Duke and Berry take it a step further and interview different groups of African Americans to get an insight on dating preferences in the African American community. One young man interviewed said, “They [dark girls] look funny beside me.” The social conditioning that African Americans have been put through often results in fairer complexions being preferred over darker ones.

==Other aspects of documentary==
The documentary takes a look into the trend of skin bleaching, a multi-billion dollar business in which various people around the world contribute to with the belief that being lighter will bring about an overall better life. Duke and Berry also examine how black women are trying to look more Caucasian while white women are trying to look more ethnic. “White women are risking skin cancer and tanning booths twice a week, botoxing their lips, getting butt lifts to look more ethnic and crinkling up their hair.”

==Impact==
The film was shown to a sell-out crowd at the Pan African Film Festival in Los Angeles, April 2012. In an interview on NPR, Duke recounted a reaction he received at another showing which indicated that colorism is not easily discussed. He was asked, "Why are you airing our dirty laundry?" His answer was, "Because it's stinkin' up the house!"

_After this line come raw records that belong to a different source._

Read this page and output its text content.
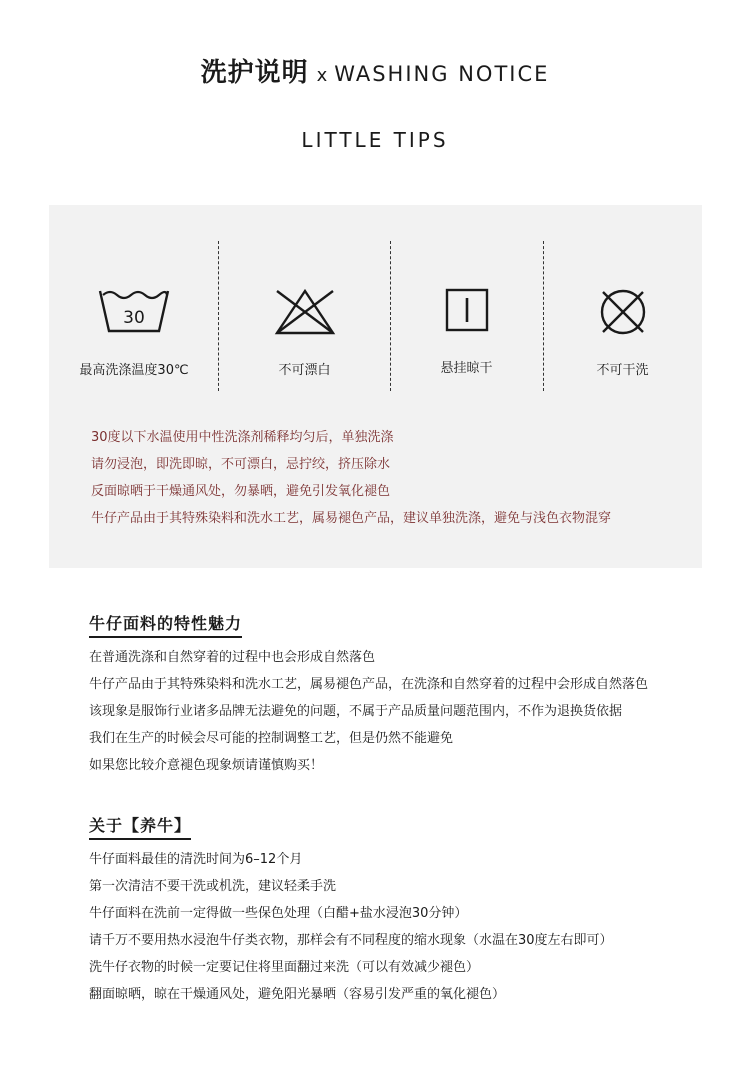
洗护说明 x WASHING NOTICE
LITTLE TIPS
30
最高洗涤温度30℃	不可漂白	悬挂晾干	不可干洗
30度以下水温使用中性洗涤剂稀释均匀后，单独洗涤
请勿浸泡，即洗即晾，不可漂白，忌拧绞，挤压除水
反面晾晒于干燥通风处，勿暴晒，避免引发氧化褪色
牛仔产品由于其特殊染料和洗水工艺，属易褪色产品，建议单独洗涤，避免与浅色衣物混穿
牛仔面料的特性魅力
在普通洗涤和自然穿着的过程中也会形成自然落色
牛仔产品由于其特殊染料和洗水工艺，属易褪色产品，在洗涤和自然穿着的过程中会形成自然落色
该现象是服饰行业诸多品牌无法避免的问题，不属于产品质量问题范围内，不作为退换货依据
我们在生产的时候会尽可能的控制调整工艺，但是仍然不能避免
如果您比较介意褪色现象烦请谨慎购买！
关于【养牛】
牛仔面料最佳的清洗时间为6–12个月
第一次清洁不要干洗或机洗，建议轻柔手洗
牛仔面料在洗前一定得做一些保色处理（白醋+盐水浸泡30分钟）
请千万不要用热水浸泡牛仔类衣物，那样会有不同程度的缩水现象（水温在30度左右即可）
洗牛仔衣物的时候一定要记住将里面翻过来洗（可以有效减少褪色）
翻面晾晒，晾在干燥通风处，避免阳光暴晒（容易引发严重的氧化褪色）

In another 2015 interview with the Los Angeles Times, he described the purpose of the documentary as giving “a voice to the voiceless.”

The Association of Black Psychologists wrote, "Dark Girls gives us an opportunity to take a soul-searching look at the effects of racism on the self-image of Black women personally and collectively, particularly as it relates to complexion, so that where healing is needed, we can heal; where our tools for resilience and defying the lie protected us, we can lift them up for celebration and increased use."

==Sequel==
On May 21, 2020 it was announced that a sequel documentary titled Dark Girls 2 will premiere on June 30, 2020 on the Oprah Winfrey Network.